When you write you need to do so with an outside perspective, questioning if you knew nothing about the subject would you understand it and if you didn’t have an interest in it would you have found it ? It’s best to strip back your writing and make it simple, yet effective. This is a biggie. Most people can write, not many are able do it appealingly.
It’s always best to avoid unnecessary complexity in your writing wherever possible, where you confuse people, you lose people.
Every good story has a beginning, middle and an end – your blogs posts should be no different. The introduction should set the scene, offering up a captivating middle and a satisfactory ending.
A juicy article doesn’t tell you everything in the first paragraph, it holds back, there’s an introduction which catches the attention, with interesting snippets offered up throughout.
Find your voice
What is it about you that makes you stand out? Each writing style is unique it’s our conversational voice. Have you ever read something and been able to determine who has written it just from the language and style?
When you use your own voice your writing will naturally flow and become more delightful to read. Where you use words aren’t already in your vocabulary it trips up you and your reader.
A flat hook…
For your content to matter it needs to spur an emotional response, ask yourself why what you are saying matters, is there point to you saying it?
Which aspects are people able to connect with and relate to?
To establish a hook which engages people, we need to appeal to them and how we go about this depends on psychology. When you succeed in engaging people, you succeed in making them feel.
Not only does your content need to resonate, making people feel something but it’s more complex than that and it goes against everything we have known in the media to date. Bad news sells newspapers but social media users think differently. They care about how content reflects back on them and tend to want to make their connections to feel happy, not sad.
A Harvard study which looked into the science behind why some new stories are shared more than others, found that positive news stories are more likely to go viral than bad news stories.
We love to share content which we think others will find helpful, amusing, or inspiring. We feel this promotes a positive vision of ourselves. So ‘how to’ videos, amusing insights, anything we can relate to…
Always question: What is the reason behind saying what you are? Why is it interesting? Why is it relevant? Is it engaging? Is it helpful?
Everything you write needs to spur emotion. There needs to be an angle and a hook which ignites interest.
Goings on at the bottom of your road will always get your ears pricked up more than something happening in the next town.

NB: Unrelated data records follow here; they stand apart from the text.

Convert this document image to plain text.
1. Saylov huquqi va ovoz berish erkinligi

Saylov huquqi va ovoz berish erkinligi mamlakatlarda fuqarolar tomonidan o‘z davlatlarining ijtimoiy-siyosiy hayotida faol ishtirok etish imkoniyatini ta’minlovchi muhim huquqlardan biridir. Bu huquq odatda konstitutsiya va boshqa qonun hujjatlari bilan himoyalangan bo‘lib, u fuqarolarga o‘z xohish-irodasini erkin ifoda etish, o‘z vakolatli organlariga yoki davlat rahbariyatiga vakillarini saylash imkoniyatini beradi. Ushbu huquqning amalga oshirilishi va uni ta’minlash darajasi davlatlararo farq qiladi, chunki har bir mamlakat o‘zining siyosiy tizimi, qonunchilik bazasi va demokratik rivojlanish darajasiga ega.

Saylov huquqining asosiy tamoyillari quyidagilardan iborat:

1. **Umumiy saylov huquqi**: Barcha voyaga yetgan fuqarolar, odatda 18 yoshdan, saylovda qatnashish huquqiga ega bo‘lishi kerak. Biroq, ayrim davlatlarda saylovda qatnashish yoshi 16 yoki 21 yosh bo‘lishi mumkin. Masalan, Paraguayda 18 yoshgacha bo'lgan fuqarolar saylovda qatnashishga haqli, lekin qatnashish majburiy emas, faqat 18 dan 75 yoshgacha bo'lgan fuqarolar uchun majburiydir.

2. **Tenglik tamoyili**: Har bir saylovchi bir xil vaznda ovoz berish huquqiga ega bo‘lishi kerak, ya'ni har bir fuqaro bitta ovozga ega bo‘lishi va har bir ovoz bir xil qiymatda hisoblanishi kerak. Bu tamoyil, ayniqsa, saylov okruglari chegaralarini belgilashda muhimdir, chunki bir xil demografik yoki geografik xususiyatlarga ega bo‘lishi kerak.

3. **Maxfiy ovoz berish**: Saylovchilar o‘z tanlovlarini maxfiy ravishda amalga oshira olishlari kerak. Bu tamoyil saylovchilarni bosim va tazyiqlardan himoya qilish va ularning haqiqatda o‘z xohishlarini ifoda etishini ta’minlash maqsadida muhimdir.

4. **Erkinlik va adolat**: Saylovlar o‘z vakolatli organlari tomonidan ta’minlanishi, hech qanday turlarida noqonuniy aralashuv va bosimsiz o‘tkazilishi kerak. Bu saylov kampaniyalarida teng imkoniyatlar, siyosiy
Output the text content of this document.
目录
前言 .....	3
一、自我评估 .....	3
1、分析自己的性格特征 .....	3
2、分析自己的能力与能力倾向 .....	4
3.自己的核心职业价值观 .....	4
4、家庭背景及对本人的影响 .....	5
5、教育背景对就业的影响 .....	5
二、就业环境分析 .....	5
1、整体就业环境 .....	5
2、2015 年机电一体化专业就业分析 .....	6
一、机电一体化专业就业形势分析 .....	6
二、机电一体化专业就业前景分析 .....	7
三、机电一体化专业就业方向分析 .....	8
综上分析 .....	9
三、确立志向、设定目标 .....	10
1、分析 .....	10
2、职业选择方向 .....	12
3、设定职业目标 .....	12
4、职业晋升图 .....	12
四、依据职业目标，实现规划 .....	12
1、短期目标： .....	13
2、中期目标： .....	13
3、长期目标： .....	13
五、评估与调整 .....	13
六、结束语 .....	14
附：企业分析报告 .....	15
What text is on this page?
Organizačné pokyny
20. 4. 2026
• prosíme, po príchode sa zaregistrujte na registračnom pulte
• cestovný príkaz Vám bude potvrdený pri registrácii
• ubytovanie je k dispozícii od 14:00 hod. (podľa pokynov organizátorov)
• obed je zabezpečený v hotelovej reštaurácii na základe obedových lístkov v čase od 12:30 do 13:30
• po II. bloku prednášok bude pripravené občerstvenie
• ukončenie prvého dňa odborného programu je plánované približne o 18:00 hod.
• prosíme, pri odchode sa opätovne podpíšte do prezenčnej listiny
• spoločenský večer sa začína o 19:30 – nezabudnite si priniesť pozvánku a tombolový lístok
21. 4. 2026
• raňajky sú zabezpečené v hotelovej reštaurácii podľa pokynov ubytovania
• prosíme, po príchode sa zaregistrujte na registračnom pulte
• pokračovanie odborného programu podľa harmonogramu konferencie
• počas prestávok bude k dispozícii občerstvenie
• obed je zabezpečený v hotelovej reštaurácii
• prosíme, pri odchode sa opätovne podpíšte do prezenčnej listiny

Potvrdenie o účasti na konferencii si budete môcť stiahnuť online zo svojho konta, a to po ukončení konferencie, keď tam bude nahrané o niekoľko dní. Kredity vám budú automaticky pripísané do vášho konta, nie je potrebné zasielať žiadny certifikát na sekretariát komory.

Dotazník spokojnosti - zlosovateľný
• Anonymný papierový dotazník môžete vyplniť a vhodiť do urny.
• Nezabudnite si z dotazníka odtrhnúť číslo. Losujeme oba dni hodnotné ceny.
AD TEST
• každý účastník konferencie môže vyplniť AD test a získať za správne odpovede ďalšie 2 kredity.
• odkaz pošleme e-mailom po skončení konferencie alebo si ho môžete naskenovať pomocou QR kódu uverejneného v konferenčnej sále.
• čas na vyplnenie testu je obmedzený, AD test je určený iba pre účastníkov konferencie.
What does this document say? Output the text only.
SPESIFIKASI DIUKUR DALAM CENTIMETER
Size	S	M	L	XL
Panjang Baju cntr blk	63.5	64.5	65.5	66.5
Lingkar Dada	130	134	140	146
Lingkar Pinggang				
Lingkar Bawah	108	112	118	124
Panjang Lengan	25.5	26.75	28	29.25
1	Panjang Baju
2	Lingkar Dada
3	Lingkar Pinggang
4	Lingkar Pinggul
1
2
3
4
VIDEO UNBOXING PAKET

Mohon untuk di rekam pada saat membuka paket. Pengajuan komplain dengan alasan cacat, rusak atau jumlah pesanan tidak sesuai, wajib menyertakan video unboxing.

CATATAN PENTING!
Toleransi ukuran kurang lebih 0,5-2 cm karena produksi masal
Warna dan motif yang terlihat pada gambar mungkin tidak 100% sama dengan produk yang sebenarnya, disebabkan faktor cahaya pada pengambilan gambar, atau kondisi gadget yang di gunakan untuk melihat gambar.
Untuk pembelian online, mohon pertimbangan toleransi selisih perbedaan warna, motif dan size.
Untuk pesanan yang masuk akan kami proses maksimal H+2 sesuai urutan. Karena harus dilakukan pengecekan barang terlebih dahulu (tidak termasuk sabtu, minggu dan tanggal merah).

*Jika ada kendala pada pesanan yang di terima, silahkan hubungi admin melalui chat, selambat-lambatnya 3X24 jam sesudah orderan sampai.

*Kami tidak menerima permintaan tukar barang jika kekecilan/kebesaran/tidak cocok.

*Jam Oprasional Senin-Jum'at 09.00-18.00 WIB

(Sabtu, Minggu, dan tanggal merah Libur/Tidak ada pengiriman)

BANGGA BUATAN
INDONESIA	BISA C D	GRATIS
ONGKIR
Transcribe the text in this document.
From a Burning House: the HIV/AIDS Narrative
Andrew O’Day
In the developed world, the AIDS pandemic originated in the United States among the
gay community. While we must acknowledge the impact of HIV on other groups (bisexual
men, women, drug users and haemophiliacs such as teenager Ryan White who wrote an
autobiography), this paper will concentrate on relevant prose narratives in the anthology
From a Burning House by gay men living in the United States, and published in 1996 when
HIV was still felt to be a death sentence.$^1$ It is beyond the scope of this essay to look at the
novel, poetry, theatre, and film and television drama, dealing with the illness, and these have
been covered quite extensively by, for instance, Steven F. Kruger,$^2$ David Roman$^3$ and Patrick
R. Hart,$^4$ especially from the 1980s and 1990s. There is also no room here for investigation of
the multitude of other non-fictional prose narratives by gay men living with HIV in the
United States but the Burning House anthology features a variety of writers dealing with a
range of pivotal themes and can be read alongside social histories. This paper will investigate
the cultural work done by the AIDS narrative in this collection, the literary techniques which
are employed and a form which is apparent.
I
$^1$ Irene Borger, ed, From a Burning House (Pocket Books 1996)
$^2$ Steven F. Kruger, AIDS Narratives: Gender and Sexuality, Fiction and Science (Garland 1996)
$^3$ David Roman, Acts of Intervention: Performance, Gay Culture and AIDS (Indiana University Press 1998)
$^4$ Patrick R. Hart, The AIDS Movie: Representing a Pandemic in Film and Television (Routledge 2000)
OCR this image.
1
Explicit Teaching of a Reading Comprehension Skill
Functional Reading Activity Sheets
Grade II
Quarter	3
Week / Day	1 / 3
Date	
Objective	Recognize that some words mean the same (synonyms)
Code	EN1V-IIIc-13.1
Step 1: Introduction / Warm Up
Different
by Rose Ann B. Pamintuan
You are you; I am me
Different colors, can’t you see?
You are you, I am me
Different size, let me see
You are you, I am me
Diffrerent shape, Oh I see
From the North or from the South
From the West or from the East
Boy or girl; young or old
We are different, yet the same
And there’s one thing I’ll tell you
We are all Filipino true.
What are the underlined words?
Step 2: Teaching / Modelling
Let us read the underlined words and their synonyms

It’s a sad fact that a major incident in China is unlikely to gain much coverage in the UK. It’s because people feel disconnected with the events. The more we feel connected to an incident the more interest we have in it.
Anything which is likely to affect us or those we know will generally interest us. It doesn’t matter how mundane it may seem.
Say something different
Firstly, whatever you are saying needs to not have been said before. If you’re not saying anything unique then you aren’t saying anything interesting.
Your content is read by people, talking about other people is a great way to encourage interest.
It’s tempting to sit at a computer and research, but by doing so you miss out on real people’s opinions and perspectives.
Content needs to be relevant to people and by getting that personable angle you make it so. It opens the door for collaboration which is a valuable way of reaching new audiences.
Countless surveys have dictated that longer blog posts tend to get more shares than shorter ones. One potential reason for this is people don’t want content which skims over subject areas. They want content which applies in-depth knowledge. The more depth the more likely it will address all their questions.
Conflict which inspires positive change
A business’s decision to involve itself in causes which are linked controversy, may seem like an unwise idea, however, done carefully it can promote brands, provide PR opportunities and most importantly instill positive change.
Opening up an article and meeting a wall full of text can be a little bit daunting. By splitting paragraphs to look more aesthetically pleasing, adding relevant imagery and titles, it helps readers pinpoint the exact piece of information they need.